Sally Donnelly, Leah Hunt-Hendrix join Quincy Institute board
FOR IMMEDIATE RELEASE
WASHINGTON — The Board of Directors of the Quincy Institute for Responsible Statecraft welcomed Sally Donnelly and Leah Hunt-Hendrix to its ranks today, less than a year after the action-oriented think tank was founded to promote ideas that move U.S. foreign policy away from endless war and toward vigorous diplomacy in the pursuit of international peace.
“We are thrilled to have these extraordinary leaders join our Board, especially so soon after Quincy’s founding. In addition to their impressive backgrounds, Sally and Leah are passionate about the need for a fundamentally new approach to U.S. foreign policy based on peaceful engagement with the world, robust diplomacy, and a sharp move away from militarism,” Board Chairman Suzanne DiMaggio said.
Sally Donnelly served as Senior Advisor to Secretary of Defense James N. Mattis from January 2017 until February 2018. In previous government roles, she headed the Washington office of the U.S. Central Command, working for then-General Mattis until 2012. Prior to that, she was the special assistant to Admiral Mike Mullen, then-Chairman of the Joint Chiefs of Staff. Donnelly worked at Time magazine for 20 years, where she covered aviation during the 9/11 attacks, and served as a correspondent in the Moscow bureau and as the magazine’s Pentagon correspondent during the first years of the Iraq War. She currently is a Founding Partner of Pallas Advisors.
Leah Hunt-Hendrix is an activist, political theorist, and movement builder who has co-founded three organizations, including Way to Win, where she currently directs the project on governance. She co-founded and served for five years as the Executive Director of Solidaire, a network of philanthropists committed to funding social movements, with a focus on racial and economic justice. She has served on numerous boards, and acts as an advisor to her family foundation, the Sister Fund. She is a Senior Advisor at the American Economic Liberties Project and a member of the Board of Directors of the Solutions Project.
Donnelly and Hunt-Hendrix join a national, transpartisan board that includes retired military officers and ambassadors, business and philanthropic leaders, and distinguished academics.
“I am excited to have the opportunity to work with the talented and enterprising people at Quincy on the critical challenge of promoting the understanding and the practice of military restraint and responsible statecraft,” Donnellly said.

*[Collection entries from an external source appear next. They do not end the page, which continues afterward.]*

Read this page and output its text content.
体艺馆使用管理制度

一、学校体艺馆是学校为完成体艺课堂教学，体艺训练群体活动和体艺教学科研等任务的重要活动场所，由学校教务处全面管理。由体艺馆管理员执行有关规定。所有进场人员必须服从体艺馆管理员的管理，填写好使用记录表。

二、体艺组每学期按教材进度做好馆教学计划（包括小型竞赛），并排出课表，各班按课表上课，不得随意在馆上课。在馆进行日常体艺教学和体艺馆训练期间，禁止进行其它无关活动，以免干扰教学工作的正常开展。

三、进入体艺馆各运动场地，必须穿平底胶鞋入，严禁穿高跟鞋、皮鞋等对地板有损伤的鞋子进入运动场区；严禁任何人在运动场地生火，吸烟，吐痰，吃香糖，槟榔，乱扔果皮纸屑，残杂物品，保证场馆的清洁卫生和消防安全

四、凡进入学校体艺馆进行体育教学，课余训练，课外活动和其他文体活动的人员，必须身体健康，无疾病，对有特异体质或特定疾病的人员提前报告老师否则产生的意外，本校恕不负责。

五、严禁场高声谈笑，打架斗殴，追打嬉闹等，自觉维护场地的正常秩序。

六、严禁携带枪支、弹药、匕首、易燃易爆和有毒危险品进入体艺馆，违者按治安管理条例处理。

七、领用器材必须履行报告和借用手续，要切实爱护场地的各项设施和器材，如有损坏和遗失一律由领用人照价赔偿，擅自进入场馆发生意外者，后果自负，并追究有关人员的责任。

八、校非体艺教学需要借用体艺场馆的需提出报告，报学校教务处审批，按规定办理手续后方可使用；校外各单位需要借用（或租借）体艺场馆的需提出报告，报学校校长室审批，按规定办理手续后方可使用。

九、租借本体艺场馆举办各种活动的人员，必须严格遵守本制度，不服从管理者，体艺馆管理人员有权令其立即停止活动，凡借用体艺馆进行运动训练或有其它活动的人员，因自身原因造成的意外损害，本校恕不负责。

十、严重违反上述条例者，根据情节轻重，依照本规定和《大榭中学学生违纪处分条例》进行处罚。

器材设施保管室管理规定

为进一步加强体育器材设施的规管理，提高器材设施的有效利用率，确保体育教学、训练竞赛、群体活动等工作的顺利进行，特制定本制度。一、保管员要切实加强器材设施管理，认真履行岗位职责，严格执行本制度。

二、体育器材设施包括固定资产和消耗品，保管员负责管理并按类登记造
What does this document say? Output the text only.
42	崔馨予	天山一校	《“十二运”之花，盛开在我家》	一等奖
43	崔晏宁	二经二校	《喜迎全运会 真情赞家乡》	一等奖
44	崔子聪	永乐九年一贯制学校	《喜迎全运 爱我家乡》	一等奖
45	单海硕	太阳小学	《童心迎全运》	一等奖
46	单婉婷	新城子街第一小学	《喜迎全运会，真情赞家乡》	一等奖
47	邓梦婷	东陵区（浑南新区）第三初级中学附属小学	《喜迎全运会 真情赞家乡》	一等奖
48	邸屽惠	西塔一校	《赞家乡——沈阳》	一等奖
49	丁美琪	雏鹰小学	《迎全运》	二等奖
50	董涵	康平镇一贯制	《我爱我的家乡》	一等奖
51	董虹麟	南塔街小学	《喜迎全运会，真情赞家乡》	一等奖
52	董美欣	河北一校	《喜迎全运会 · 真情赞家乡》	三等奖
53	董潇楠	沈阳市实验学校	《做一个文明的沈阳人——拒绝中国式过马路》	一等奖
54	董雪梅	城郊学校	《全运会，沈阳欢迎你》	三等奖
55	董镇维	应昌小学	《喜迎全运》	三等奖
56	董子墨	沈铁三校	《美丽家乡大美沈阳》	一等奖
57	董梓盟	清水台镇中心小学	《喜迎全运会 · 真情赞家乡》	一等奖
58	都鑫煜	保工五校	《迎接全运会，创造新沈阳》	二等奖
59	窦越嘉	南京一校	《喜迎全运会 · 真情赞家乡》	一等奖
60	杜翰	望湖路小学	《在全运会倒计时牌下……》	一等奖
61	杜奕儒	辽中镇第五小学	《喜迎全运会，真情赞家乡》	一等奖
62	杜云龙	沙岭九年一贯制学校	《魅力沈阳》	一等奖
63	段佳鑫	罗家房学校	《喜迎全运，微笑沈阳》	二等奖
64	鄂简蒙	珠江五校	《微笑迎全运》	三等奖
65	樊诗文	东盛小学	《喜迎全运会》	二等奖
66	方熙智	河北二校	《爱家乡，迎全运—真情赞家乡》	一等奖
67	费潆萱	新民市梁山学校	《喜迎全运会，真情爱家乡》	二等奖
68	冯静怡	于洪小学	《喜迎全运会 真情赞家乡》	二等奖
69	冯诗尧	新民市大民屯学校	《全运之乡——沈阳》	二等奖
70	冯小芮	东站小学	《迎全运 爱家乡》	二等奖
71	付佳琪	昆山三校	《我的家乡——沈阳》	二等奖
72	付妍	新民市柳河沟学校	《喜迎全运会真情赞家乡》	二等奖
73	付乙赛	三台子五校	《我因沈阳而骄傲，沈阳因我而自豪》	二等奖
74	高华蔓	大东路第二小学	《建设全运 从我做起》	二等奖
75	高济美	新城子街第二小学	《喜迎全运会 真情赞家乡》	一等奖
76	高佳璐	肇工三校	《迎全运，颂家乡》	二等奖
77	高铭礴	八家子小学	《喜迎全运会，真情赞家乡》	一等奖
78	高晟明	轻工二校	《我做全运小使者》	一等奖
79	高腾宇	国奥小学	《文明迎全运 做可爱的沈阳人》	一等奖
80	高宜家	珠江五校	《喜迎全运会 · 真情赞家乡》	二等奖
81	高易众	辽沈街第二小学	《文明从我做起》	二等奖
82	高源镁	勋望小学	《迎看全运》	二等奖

“I am drawn to Quincy by the challenge of giving voice to that majority of Americans which supports an end to endless war and bringing that voice to bear on political leaders and policymakers,“ Hunt-Hendrix said. “Key to this success will be mobilizing those who are disproportionately drawn into this country’s hyper-militarization, but who have historically been sidelined in the national security debate — namely people of color and the poor,” she added.
“The appointment of Sally and Leah speaks to the potential of the organization at-large and also, in specific terms, to the directions in which we want to grow Quincy in the years to come. We welcome them and we are eager to apply their talents and experience to our work,” Quincy Institute President Andrew Bacevich added.
The Quincy Institute promotes ideas that move U.S. foreign policy away from endless war and toward military restraint and vigorous diplomacy in the pursuit of international peace. We are building a world where peace is the norm and war is the exception.